If you idolize Bill Gates, the founder of Microsoft, Steve Jobs, the genius who transformed the Apple brand, or Mark Zuckerberg, the founder and CEO of Facebook, the world's largest social media platform, you probably already have an answer in mind. If you're thinking about starting a business, don't hesitate; strike while the iron is hot! Use your courage and ideas to dive into the business world.

But wait... before you hand in your resignation or start drafting a business plan while still in college, take a look at the research that might make you reconsider. It turns out that the best time to start a business is not in your early 20s, but rather when you reach middle age.

According to research conducted by the National Bureau of Economic Research in the United States, which analyzed the ages of business founders and their success over the years, it was found that while younger entrepreneurs may have several advantages—such as familiarity with communication, technology, flexibility, and fewer family obligations—middle-aged entrepreneurs have a higher chance of leading their businesses to success compared to their teenage counterparts.

The research clearly indicates that entrepreneurs under the age of 25 tend to have relatively low performance. When comparing this on a graph, it shows that upon reaching 25, performance gradually approaches success, stabilizing between the ages of 25 and 35, and peaking again at ages 35 and 46, before stabilizing again after the age of 60.

Why is this the case?

First and foremost, you must believe in the value of age. Although many people say that getting older is not beneficial, believe me, people are like ginger; the older they get, the spicier they become, thanks to the skills and knowledge accumulated over a lifetime, including education and work experience. In economic terms, this is referred to as human capital, which is a crucial resource that serves as a compass for discovering new business opportunities and maximizing existing resources.

          The next significant obstacle hindering the success of younger generations is limited financial stability and insufficient experience. Studies have shown that the more experience entrepreneurs have in their field, the closer they are to achieving success compared to those with less experience. Additionally, life experiences, including lessons learned from family responsibilities and financial discipline from paying off a house or car, provide the resilience needed to start a business cautiously and face challenges without fear.

It is also essential to remember the saying “Slow and steady wins the race.” It’s not wrong to think about starting a business early, but once you do, ask yourself where the end goal of this business lies—success or something else? While scientists or engineers need solid theories and hands-on experience to excel, many young entrepreneurs often have the opposite mindset, believing that they must start a business quickly, and the sooner, the better.
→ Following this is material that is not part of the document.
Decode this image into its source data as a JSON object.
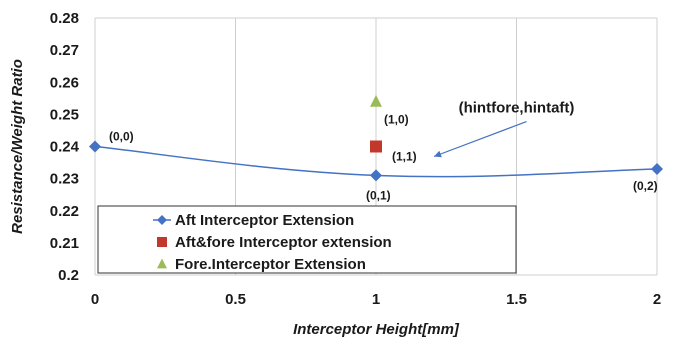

While it’s true that you might see idols like Steve Jobs starting a business at 21, if you study his biography, you’ll find that he reached the peak of his career when he launched the iPhone at the age of 52.

          Finally, another significant strength is that work experience gives you a broader network of connections than younger individuals. Therefore, take advantage of the connections you have built over the years to create support and gain a competitive edge.